A data product can pass its build checks and still fail the moment an AI system uses it in production.

AI changes when tests must run

Traditional data quality checks often run at build time or pipeline time. AI systems add a runtime surface. A tool call may combine permissions, retrieval, semantic context, lineage, freshness, and model-specific evaluation in one request.

That means AI-ready data products need runtime tests. They should not only prove that a table exists or a model built. They should prove that the product behaves safely when an agent, application, or retrieval workflow uses it.

Runtime tests need several signals

A useful runtime test suite should check identity, allowed fields, source freshness, schema expectations, lineage coverage, retrieval precision, and denial behavior. OpenLineage can provide job and dataset event structure. OpenTelemetry can carry metrics. OPA can evaluate policy decisions. NIST AI RMF gives a risk-management frame for designing and governing AI system behavior.

The point is not to shove every signal into one tool. The point is to make the data product publish a runtime health record that humans and agents can inspect before trusting an answer.

Core idea: AI-ready data products need runtime tests because AI consumes data as behavior, not just as tables.

Data products should publish results

For related patterns, read AI-ready data product scorecards, AI-ready context quality tests, and ODI observability scorecards for AI.

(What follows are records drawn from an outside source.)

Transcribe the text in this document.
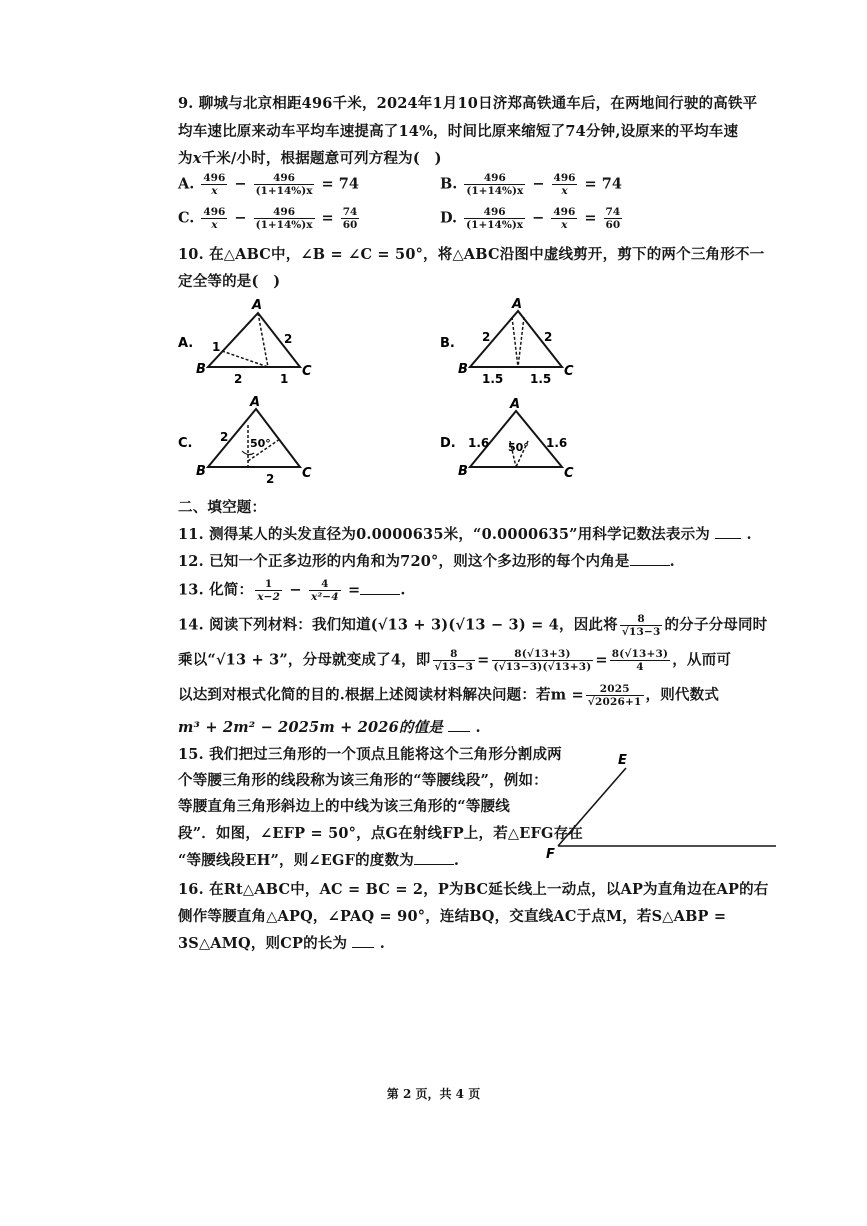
9. 聊城与北京相距496千米，2024年1月10日济郑高铁通车后，在两地间行驶的高铁平
均车速比原来动车平均车速提高了14%，时间比原来缩短了74分钟,设原来的平均车速
为x千米/小时，根据题意可列方程为(　)
A. $\frac{496}{x} - \frac{496}{(1+14\%)x} = 74$	B. $\frac{496}{(1+14\%)x} - \frac{496}{x} = 74$
C. $\frac{496}{x} - \frac{496}{(1+14\%)x} = \frac{74}{60}$	D. $\frac{496}{(1+14\%)x} - \frac{496}{x} = \frac{74}{60}$
10. 在△ABC中，∠B = ∠C = 50°，将△ABC沿图中虚线剪开，剪下的两个三角形不一
定全等的是(　)
A.
A
B	C
1
2
2	1
B.
A
B	C
2	2
1.5 1.5
C.
A
B	C
2 50°
2
D.
A
B	C
1.6	1.6
50°
二、填空题：
11. 测得某人的头发直径为0.0000635米，“0.0000635”用科学记数法表示为	.
12. 已知一个正多边形的内角和为720°，则这个多边形的每个内角是	.
13. 化简： $\frac{1}{x-2} - \frac{4}{\text{x²−4}}$ =	.
14. 阅读下列材料：我们知道(√13 + 3)(√13 − 3) = 4，因此将 $\frac{8}{√13-3}$ 的分子分母同时
乘以“√13 + 3”，分母就变成了4，即 $\frac{8}{√13-3} = \frac{8(√13+3)}{(√13-3)(√13+3)} = \frac{8(√13+3)}{4}$ ，从而可
以达到对根式化简的目的.根据上述阅读材料解决问题：若$m = \frac{2025}{√2026+1}$ ，则代数式
m³ + 2m² − 2025m + 2026的值是 .
15. 我们把过三角形的一个顶点且能将这个三角形分割成两
个等腰三角形的线段称为该三角形的“等腰线段”，例如：
等腰直角三角形斜边上的中线为该三角形的“等腰线
段”．如图，∠EFP = 50°，点G在射线FP上，若△EFG存在
“等腰线段EH”，则∠EGF的度数为	.
E
F
16. 在Rt△ABC中，AC = BC = 2，P为BC延长线上一动点，以AP为直角边在AP的右
侧作等腰直角△APQ，∠PAQ = 90°，连结BQ，交直线AC于点M，若S△ABP =
3S△AMQ，则CP的长为 .
第 2 页，共 4 页
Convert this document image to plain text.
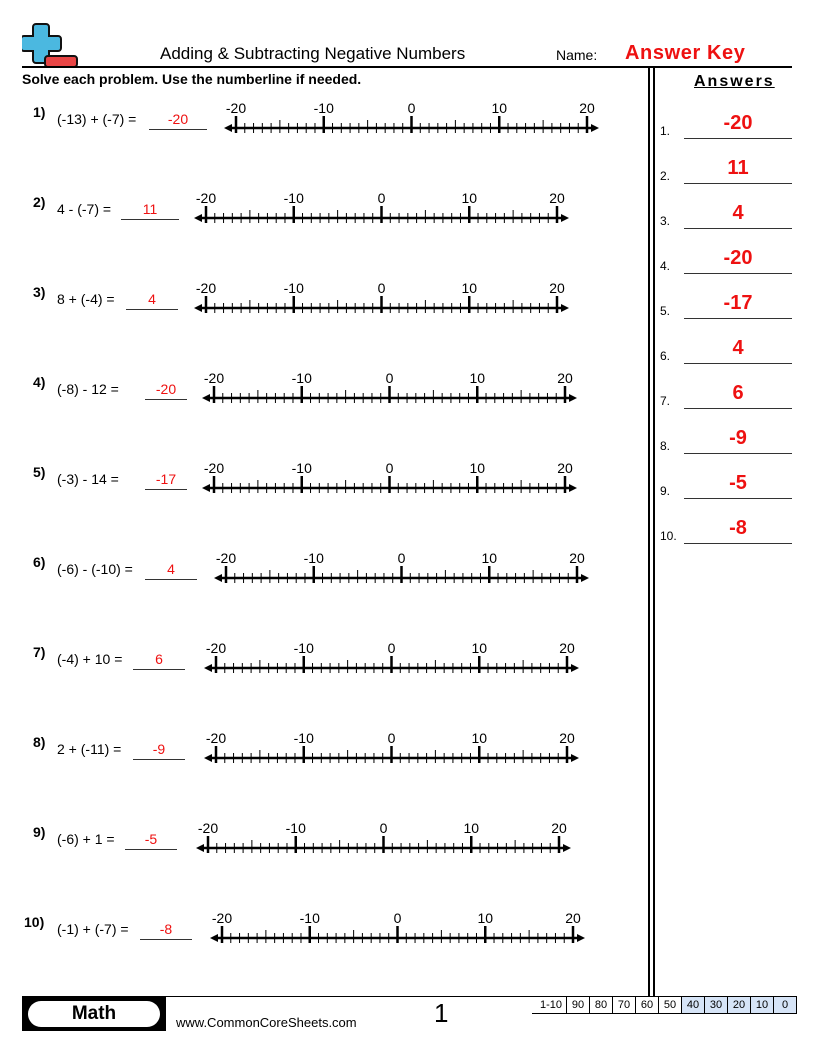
Adding & Subtracting Negative Numbers	Name: Answer Key
Solve each problem. Use the numberline if needed.	Answers
1.	-20
2.	11
3.	4
4.	-20
5.	-17
6.	4
7.	6
8.	-9
9.	-5
10.	-8
1) (-13) + (-7) =	-20
-20	-10	0	10	20
2) 4 - (-7) =	11
-20	-10	0	10	20
3) 8 + (-4) =	4
-20	-10	0	10	20
4) (-8) - 12 =	-20
-20	-10	0	10	20
5) (-3) - 14 =	-17
-20	-10	0	10	20
6) (-6) - (-10) =	4
-20	-10	0	10	20
7) (-4) + 10 =	6
-20	-10	0	10	20
8) 2 + (-11) =	-9
-20	-10	0	10	20
9) (-6) + 1 =	-5
-20	-10	0	10	20
10) (-1) + (-7) =	-8
-20	-10	0	10	20
Math	www.CommonCoreSheets.com	1	1-10	90	80	70	60	50	40	30	20	10	0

The runtime record should say whether the product is fresh, authorized, covered by lineage, schema-compatible, retrievable, and within cost bounds. If the record is missing, the answer should carry less trust.

What breaks first

  • The table passes quality tests, but the agent can retrieve restricted context.
  • The retrieval index is current, but the source table is stale.
  • The policy decision is logged, but not connected to the final answer.
  • Evaluation results exist in a notebook, not in the product runtime metadata.

Runtime test questions

Ask what the product proves at request time, not only at build time. Ask who owns a failed runtime test and whether the agent receives a degraded response, a denial, or stale context.

Sources to start with

These primary and authoritative sources anchor the claims in this guide.

An AI-ready data product is not the one with the nicest schema. It is the one that proves its behavior at the moment of use.